L'offre et la demande dépendent du point de vue
adopté, en ce sens qu'elles s'interprètent à partir de ce
qui est échangé. Par exemple, du point de vue de l'employeur,
l'offre correspond au temps de travail (ou la compétence) qu'il peut
acheter. La demande quant à elle, émane des individus à la
recherche d'un emploi et correspond à la force de travail qui pourrait
être vendue. Ainsi, l'employeur offre un emploi et le
travailleur en demande un. Du point de vue du travailleur, l'offre
correspond à sa force de travail et/ou ses compétences qu'il vend
aux entreprises : il offre ses services. La demande, dans ce cas-ci, provient
des entreprises et correspond à la demande de main-d'oeuvre. Ainsi, le
travailleur offre son temps et sa force de travail et l'employeur
demande de la main-d'oeuvre (Grenier, 1998).
L'écart entre l'offre et la demande engendre un manque
d'emploi ou une rareté de travailleurs. Dans le premier cas, le
chômage est lié aux faibles ventes des entreprises. Les
employeurs, parce qu'ils ne vendent pas suffisamment, limitent leur recrutement
laissant ainsi certains individus sans emploi. La demande de travail est donc
supérieure à l'offre.

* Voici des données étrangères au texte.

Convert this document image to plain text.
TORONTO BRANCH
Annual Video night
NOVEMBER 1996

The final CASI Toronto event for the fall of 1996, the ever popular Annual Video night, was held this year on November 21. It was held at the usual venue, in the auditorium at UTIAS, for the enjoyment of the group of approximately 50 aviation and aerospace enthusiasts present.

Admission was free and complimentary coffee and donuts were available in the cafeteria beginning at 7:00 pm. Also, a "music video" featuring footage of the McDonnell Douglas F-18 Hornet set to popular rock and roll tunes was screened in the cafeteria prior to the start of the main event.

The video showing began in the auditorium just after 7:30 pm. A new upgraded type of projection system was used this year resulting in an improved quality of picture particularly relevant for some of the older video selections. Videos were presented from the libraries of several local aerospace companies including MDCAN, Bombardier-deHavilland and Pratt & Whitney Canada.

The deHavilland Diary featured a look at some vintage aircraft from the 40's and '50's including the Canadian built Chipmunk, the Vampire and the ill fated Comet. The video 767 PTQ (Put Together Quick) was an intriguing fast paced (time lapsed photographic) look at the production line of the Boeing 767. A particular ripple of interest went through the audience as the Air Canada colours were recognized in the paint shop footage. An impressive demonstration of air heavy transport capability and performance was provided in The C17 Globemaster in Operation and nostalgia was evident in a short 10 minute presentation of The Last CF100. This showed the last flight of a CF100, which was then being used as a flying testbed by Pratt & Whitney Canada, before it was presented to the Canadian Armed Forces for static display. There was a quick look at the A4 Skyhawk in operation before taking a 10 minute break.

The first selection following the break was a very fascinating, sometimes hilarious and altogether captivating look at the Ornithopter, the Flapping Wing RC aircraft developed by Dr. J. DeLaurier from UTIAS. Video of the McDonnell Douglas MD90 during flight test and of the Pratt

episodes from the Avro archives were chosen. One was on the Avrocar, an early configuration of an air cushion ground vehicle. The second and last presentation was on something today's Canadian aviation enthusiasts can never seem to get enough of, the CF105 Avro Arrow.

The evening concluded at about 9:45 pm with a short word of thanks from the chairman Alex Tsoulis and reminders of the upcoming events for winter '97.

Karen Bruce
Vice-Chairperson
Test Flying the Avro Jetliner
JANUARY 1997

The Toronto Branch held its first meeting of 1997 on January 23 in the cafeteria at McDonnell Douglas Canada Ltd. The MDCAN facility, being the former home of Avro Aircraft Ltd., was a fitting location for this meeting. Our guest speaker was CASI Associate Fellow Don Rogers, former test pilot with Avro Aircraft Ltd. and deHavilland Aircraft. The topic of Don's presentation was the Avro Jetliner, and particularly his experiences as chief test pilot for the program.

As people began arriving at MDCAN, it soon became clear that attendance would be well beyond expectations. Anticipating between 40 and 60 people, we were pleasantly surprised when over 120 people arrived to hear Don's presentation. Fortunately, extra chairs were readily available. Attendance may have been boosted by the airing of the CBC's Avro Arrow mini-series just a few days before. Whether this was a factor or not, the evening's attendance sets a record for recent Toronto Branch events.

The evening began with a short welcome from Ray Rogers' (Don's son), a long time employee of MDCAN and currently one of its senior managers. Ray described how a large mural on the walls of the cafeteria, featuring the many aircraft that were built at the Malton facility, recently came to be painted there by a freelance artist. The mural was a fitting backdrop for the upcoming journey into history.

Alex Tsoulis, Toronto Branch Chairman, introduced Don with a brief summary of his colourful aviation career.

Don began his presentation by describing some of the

Dans le second cas, le
déséquilibre provient du fait que les entreprises ne parviennent
pas à combler les postes disponibles, la main-d'oeuvre étant
déficiente. Ici, l'offre de travail est supérieure à la
demande (Gazier, 1991).
Par ailleurs, les acteurs qui interagissent sur le
marché du travail (les employeurs et les demandeurs) ajustent donc leur
comportement en fonction, d'une part, de ces situations de
déséquilibre et, d'autre part, de leurs besoins et de ceux des
autres. Le comportement des acteurs s'explique, comme le souligne Boudon
(1977), en supposant qu'ils cherchent principalement à servir de
manière satisfaisante leurs propres intérêts en employant
les moyens qu'ils jugent les plus adéquats. Ils se fixent un objectif,
déterminent les moyens susceptibles de les conduire à cet
objectif et choisissent parmi ces moyens le plus avantageux ou celui qu'ils
préfèrent.
En ce qui concerne les diplômés de l'enseignement
supérieur, leur marché est complexe en fonction des types de
formations ou domaine d'études. C'est pourquoi, à défaut
de se diriger vers des marchés spécialisés propres aux
diplômés, lorsque ces derniers sont saturés, ils sont
obligés de s'orienter vers des marchés indifférents
à la formation et à la limite donc plus
indifférenciés.
Même si l'on parle du marché de travail dans son
ensemble, il est apparu très tôt qu'il s'agissait d'une
réalité très différenciée. En effet, comme
le souligne Sales (1997 : 9), la spécialisation universitaire, puis
l'expérience acquise dans un domaine professionnel empêchent de
changer rapidement de filière professionnelle, à cause de la
durée, des coûts et des risques d'un tel changement.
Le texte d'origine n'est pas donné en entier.